7- Con las campañas del vino dirigido a los jóvenes hay dos cosas que me preocupan: cómo las separas de la incitación al consumo de alcohol y qué les vas a contar que no puedan adquirir ellos mejor con su propia experiencia. A los jóvenes hay que darles un entorno digno en el que desarrollarse como personas y aquél que quiera llegar al vino lo hará por sí mismo.

 

8- El vino es tiránico y conservador, chovinista. Cuando voy a Italia llegan a tolerar que me guste el vino español porque soy de aquí, pero me ponen de vuelta y media cuando digo que me gusta el vino francés.
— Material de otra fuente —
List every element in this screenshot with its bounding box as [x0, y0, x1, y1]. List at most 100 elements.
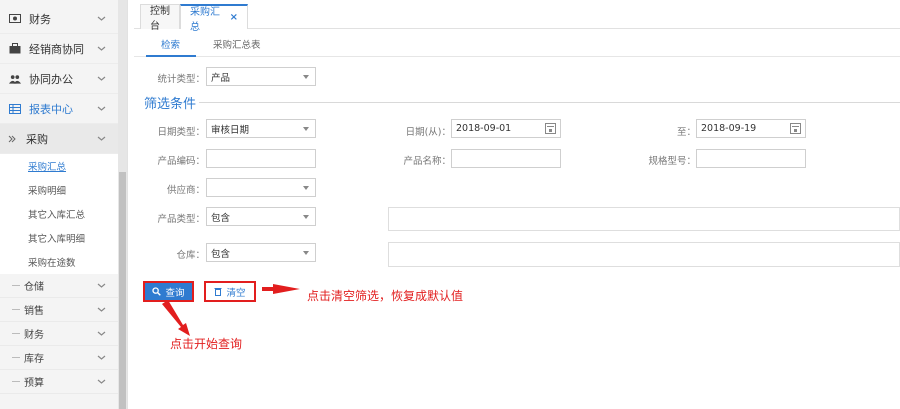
- product-name-label: 产品名称：: [403, 156, 451, 167]
- date-to-value: 2018-09-19: [701, 123, 757, 134]
- date-type-label: 日期类型：: [157, 127, 205, 138]
- sidebar-leaf-other-in-detail[interactable]: 其它入库明细: [0, 226, 118, 250]
- subtab-search[interactable]: 检索: [161, 37, 180, 51]
- product-code-input[interactable]: [206, 149, 316, 168]
- tab-console[interactable]: 控制台: [140, 4, 180, 32]
- tree-dash: [12, 285, 20, 286]
- sidebar-leaf-label: 采购明细: [28, 186, 67, 197]
- date-from-field[interactable]: 2018-09-01: [451, 119, 561, 138]
- chevron-down-icon: [97, 355, 106, 360]
- sidebar-item-reports[interactable]: 报表中心: [0, 94, 118, 124]
- chevron-down-icon: [97, 136, 106, 141]
- caret-down-icon: [303, 127, 309, 131]
- sidebar-section-inventory[interactable]: 库存: [0, 346, 118, 370]
- sidebar-leaf-label: 其它入库汇总: [28, 210, 86, 221]
- sidebar-submenu-label: 采购: [26, 132, 48, 146]
- calendar-icon[interactable]: [790, 123, 801, 134]
- sidebar-leaf-label: 其它入库明细: [28, 234, 86, 245]
- caret-down-icon: [303, 186, 309, 190]
- close-icon[interactable]: ×: [230, 12, 238, 23]
- sidebar-section-budget[interactable]: 预算: [0, 370, 118, 394]
- tab-label: 控制台: [150, 6, 170, 32]
- annotation-clear: 点击清空筛选，恢复成默认值: [307, 289, 464, 303]
- tree-dash: [12, 357, 20, 358]
- select-value: 包含: [211, 212, 231, 224]
- stat-type-select[interactable]: 产品: [206, 67, 316, 86]
- chevron-down-icon: [97, 16, 106, 21]
- table-icon: [9, 103, 21, 114]
- select-value: 包含: [211, 248, 231, 260]
- caret-down-icon: [303, 75, 309, 79]
- sidebar-item-finance[interactable]: 财务: [0, 4, 118, 34]
- sidebar-leaf-purchase-detail[interactable]: 采购明细: [0, 178, 118, 202]
- sidebar-item-label: 报表中心: [29, 102, 73, 116]
- sidebar: 财务 经销商协同 协同办公 报表中心 采购 采购汇总 采购明细 其它入库汇总 其…: [0, 0, 128, 409]
- search-icon: [152, 287, 162, 296]
- warehouse-label: 仓库：: [176, 250, 205, 261]
- warehouse-selection-area[interactable]: [388, 242, 900, 267]
- stat-type-label: 统计类型：: [157, 74, 205, 85]
- users-icon: [9, 73, 21, 84]
- tree-dash: [12, 381, 20, 382]
- section-divider: [199, 102, 900, 103]
- select-value: 产品: [211, 72, 231, 84]
- date-to-field[interactable]: 2018-09-19: [696, 119, 806, 138]
- trash-icon: [214, 288, 222, 296]
- chevron-down-icon: [97, 76, 106, 81]
- warehouse-select[interactable]: 包含: [206, 243, 316, 262]
- caret-down-icon: [303, 215, 309, 219]
- clear-button[interactable]: 清空: [204, 281, 256, 302]
- annotation-arrows: [162, 284, 300, 336]
- spec-label: 规格型号：: [648, 156, 696, 167]
- sidebar-section-label: 财务: [24, 330, 44, 341]
- tree-dash: [12, 333, 20, 334]
- sidebar-leaf-purchase-summary[interactable]: 采购汇总: [0, 154, 118, 178]
- sidebar-item-label: 协同办公: [29, 72, 73, 86]
- tab-bar: 控制台 采购汇总 ×: [134, 0, 900, 33]
- supplier-select[interactable]: [206, 178, 316, 197]
- chevron-down-icon: [97, 307, 106, 312]
- subtab-purchase-summary-table[interactable]: 采购汇总表: [213, 37, 261, 51]
- arrow-to-query: [162, 300, 190, 336]
- arrow-to-clear: [262, 284, 300, 294]
- briefcase-icon: [9, 43, 21, 54]
- sidebar-leaf-other-in-summary[interactable]: 其它入库汇总: [0, 202, 118, 226]
- sidebar-section-sales[interactable]: 销售: [0, 298, 118, 322]
- annotation-query: 点击开始查询: [170, 337, 243, 351]
- double-chevron-right-icon: [6, 133, 18, 144]
- chevron-down-icon: [97, 283, 106, 288]
- sidebar-section-warehouse[interactable]: 仓储: [0, 274, 118, 298]
- sidebar-leaf-label: 采购在途数: [28, 258, 76, 269]
- select-value: 审核日期: [211, 124, 250, 136]
- sidebar-section-label: 仓储: [24, 282, 44, 293]
- sidebar-leaf-label: 采购汇总: [28, 162, 67, 173]
- caret-down-icon: [303, 251, 309, 255]
- product-type-selection-area[interactable]: [388, 207, 900, 231]
- query-button[interactable]: 查询: [143, 281, 194, 302]
- sidebar-leaf-in-transit[interactable]: 采购在途数: [0, 250, 118, 274]
- sidebar-item-office[interactable]: 协同办公: [0, 64, 118, 94]
- filter-section-title: 筛选条件: [144, 97, 197, 112]
- date-from-label: 日期(从)：: [405, 127, 451, 138]
- product-name-input[interactable]: [451, 149, 561, 168]
- tab-label: 采购汇总: [190, 6, 220, 33]
- sidebar-section-label: 预算: [24, 378, 44, 389]
- spec-input[interactable]: [696, 149, 806, 168]
- product-code-label: 产品编码：: [157, 156, 205, 167]
- sidebar-submenu-purchase[interactable]: 采购: [0, 124, 118, 154]
- sidebar-section-finance[interactable]: 财务: [0, 322, 118, 346]
- product-type-select[interactable]: 包含: [206, 207, 316, 226]
- sidebar-item-dealer[interactable]: 经销商协同: [0, 34, 118, 64]
- date-to-label: 至：: [676, 127, 696, 138]
- tab-purchase-summary[interactable]: 采购汇总 ×: [180, 4, 248, 33]
- date-from-value: 2018-09-01: [456, 123, 512, 134]
- query-button-label: 查询: [165, 287, 185, 299]
- clear-button-label: 清空: [226, 287, 246, 299]
- calendar-icon[interactable]: [545, 123, 556, 134]
- sidebar-scrollbar-thumb[interactable]: [119, 172, 126, 409]
- chevron-down-icon: [97, 331, 106, 336]
- chevron-down-icon: [97, 379, 106, 384]
- chevron-down-icon: [97, 46, 106, 51]
- chevron-down-icon: [97, 106, 106, 111]
- date-type-select[interactable]: 审核日期: [206, 119, 316, 138]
En España, lo mismo; en Francia, también pasa con el italiano… y así en todos los países productores: incluso en lugares insospechados como Inglaterra o Bélgica. Si un belga te ofrece un espumoso a ciegas, seguro que es su Ruffus, pero más te vale que le digas que parece champán.

 

9- El brexit no va a afectar apenas al vino. La regulación británica ya es una de las más duras de Europa y no va a cambiar demasiado la situación con la salida de Reino Unido de la Unión Europea.